Treacherous trek led Lhamo to musical mountaintops

From – Yungchen Lhamo didn’t aspire to become a musician. When she was growing up in Tibet in the ’70s and ’80s the singer was more concerned with her Buddhist spiritual practice. But Lhamo’s grandmother knew that the young girl had an exceptionally beautiful voice—one that would sustain her through life, and further enrich the culture of her homeland.

“She said to me, ‘Yungchen, if you want to do something for people, you must sing—you have a gift,’ ” Lhamo says, on the line from New York City, where she now lives. “ She taught me some chants, some from her village. Most of them were prayers.”

Tibet’s indigenous culture has been under threat since 1950, when Chinese Communist armies invaded and occupied the Himalayan nation. For many years Tibetan Buddhism was suppressed. As a young woman, Lhamo decided to seek freedom, and in 1989 she joined a party of seven people who crossed the mountains to India—a journey of 1,600 kilometres through the most rugged terrain in the world.

“Tibetan people who flee are risking their lives,” Lhamo says. “It’s not easy. You pack a small bag, and you leave. And you do not know if you will ever return. In the West, when you go on a trek, you have different shoes and different things for the trip. We just left, which is very dangerous. Many have died on the mountains. Even today, they do. It’s really frightening. I didn’t have much sleep, and there was little food. There are people chasing you, and if they catch you, you spend many years in prison. At one point, we were robbed. There were so many difficulties to face. Some mountains have snow, some have rain. And if you fall over, you can fall to your death.”

Fortunately, Lhamo reached safety in India, where she went to see the Dalai Lama in Dharamsala. Inspired by the meeting, she resolved to develop her voice and her music, and to share the richness of her Tibetan Buddhist heritage with westerners. In 1993 she moved to Australia and made a debut album of her original songs, Tibetan Prayer.

Lhamo’s wonderfully serene and hauntingly soulful voice caught the ear of rock icon Peter Gabriel, who signed the singer to his Real World label.
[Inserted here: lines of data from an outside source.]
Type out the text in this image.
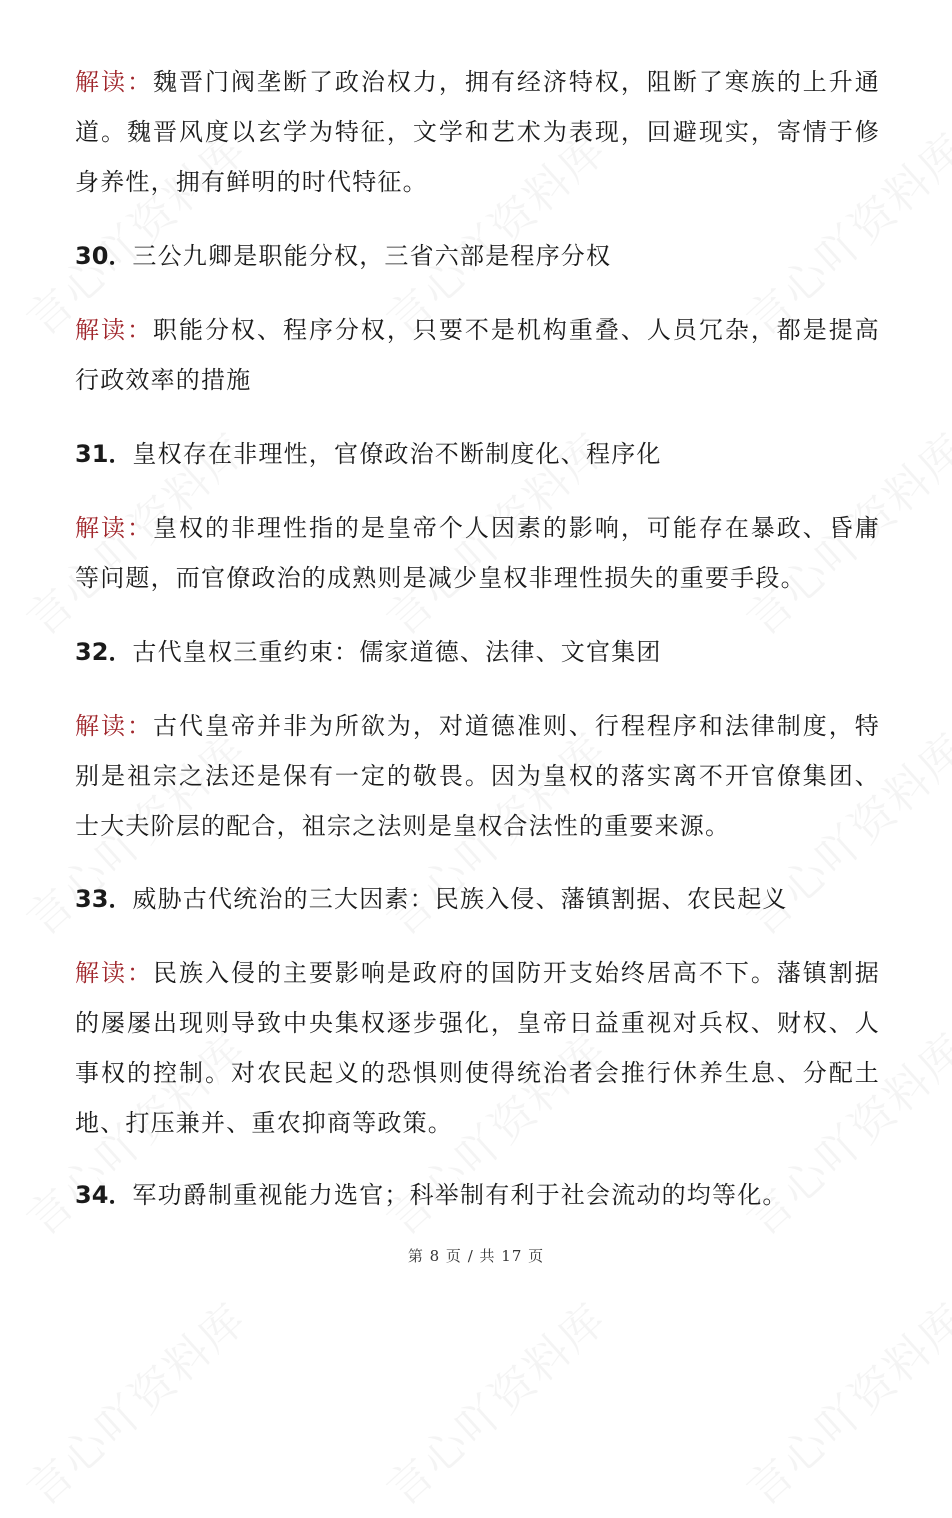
解读：魏晋门阀垄断了政治权力，拥有经济特权，阻断了寒族的上升通道。魏晋风度以玄学为特征，文学和艺术为表现，回避现实，寄情于修身养性，拥有鲜明的时代特征。
30．三公九卿是职能分权，三省六部是程序分权
解读：职能分权、程序分权，只要不是机构重叠、人员冗杂，都是提高行政效率的措施
31．皇权存在非理性，官僚政治不断制度化、程序化
解读：皇权的非理性指的是皇帝个人因素的影响，可能存在暴政、昏庸等问题，而官僚政治的成熟则是减少皇权非理性损失的重要手段。
32．古代皇权三重约束：儒家道德、法律、文官集团
解读：古代皇帝并非为所欲为，对道德准则、行程程序和法律制度，特别是祖宗之法还是保有一定的敬畏。因为皇权的落实离不开官僚集团、士大夫阶层的配合，祖宗之法则是皇权合法性的重要来源。
33．威胁古代统治的三大因素：民族入侵、藩镇割据、农民起义
解读：民族入侵的主要影响是政府的国防开支始终居高不下。藩镇割据的屡屡出现则导致中央集权逐步强化，皇帝日益重视对兵权、财权、人事权的控制。对农民起义的恐惧则使得统治者会推行休养生息、分配土地、打压兼并、重农抑商等政策。
34．军功爵制重视能力选官；科举制有利于社会流动的均等化。
第 8 页 / 共 17 页
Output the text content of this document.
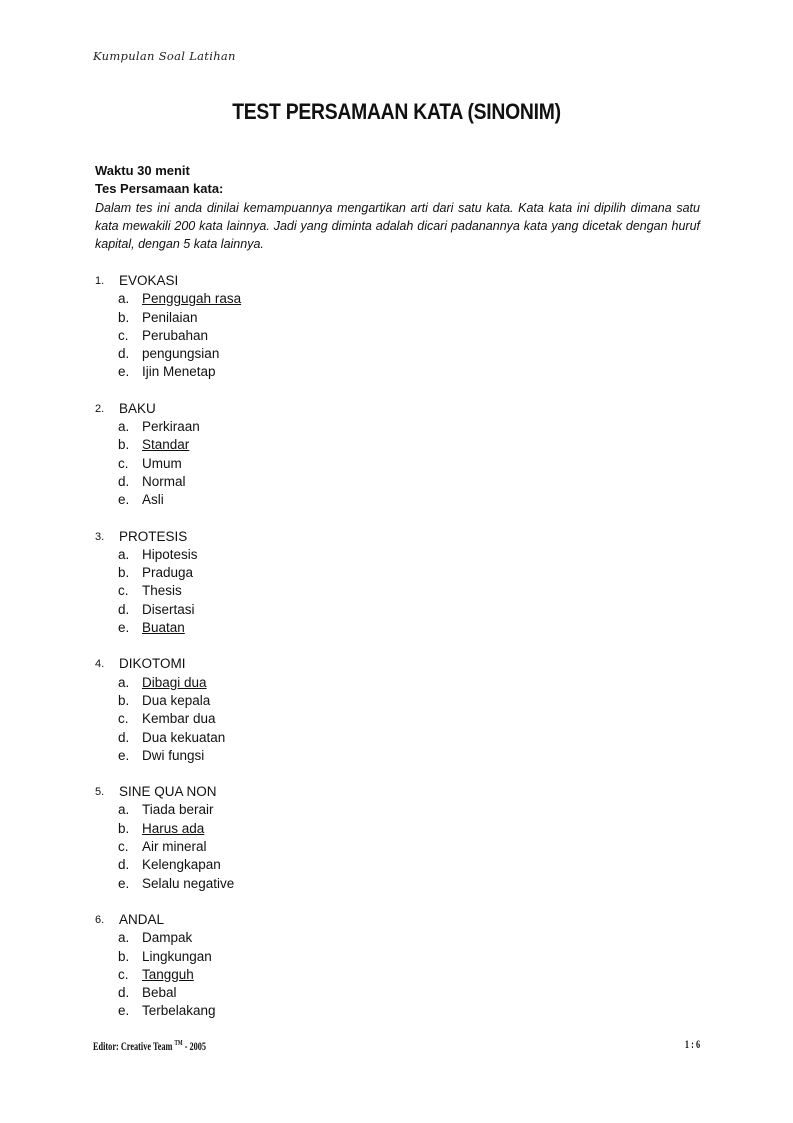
Kumpulan Soal Latihan
TEST PERSAMAAN KATA (SINONIM)
Waktu 30 menit
Tes Persamaan kata:
Dalam tes ini anda dinilai kemampuannya mengartikan arti dari satu kata. Kata kata ini dipilih dimana satu kata mewakili 200 kata lainnya. Jadi yang diminta adalah dicari padanannya kata yang dicetak dengan huruf kapital, dengan 5 kata lainnya.
1.	EVOKASI
a. Penggugah rasa
b. Penilaian
c. Perubahan
d. pengungsian
e. Ijin Menetap
2.	BAKU
a. Perkiraan
b. Standar
c. Umum
d. Normal
e. Asli
3.	PROTESIS
a. Hipotesis
b. Praduga
c. Thesis
d. Disertasi
e. Buatan
4.	DIKOTOMI
a. Dibagi dua
b. Dua kepala
c. Kembar dua
d. Dua kekuatan
e. Dwi fungsi
5.	SINE QUA NON
a. Tiada berair
b. Harus ada
c. Air mineral
d. Kelengkapan
e. Selalu negative
6.	ANDAL
a. Dampak
b. Lingkungan
c. Tangguh
d. Bebal
e. Terbelakang
Editor: Creative Team ™ - 2005	1 : 6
She’s released three CDs with that label, including her most recent album, 2006’s Ama, dedicated to her late mother. Though on her studio recordings Lhamo works with other musicians, in concert she usually sings solo. The songs are almost all original pieces by Lhamo, deeply rooted in traditional chants and music, in spare arrangements that feature light percussion and instruments such as cello, viola, synthesizer, and National steel guitar.

In concert, however, Lhamo usually performs solo. “The reason I sing a cappella is that, when I came from Tibet, I lost everything,” she explains. “The only thing that I kept is what is inside of me. Alone on-stage, accompanied by the orchestra of only a listening audience, is a pure, lovely experience. I will go on performing this way. I wish that people will get inspired and look at their own spiritual lives—and see that to make others happy you don’t need many things around you.”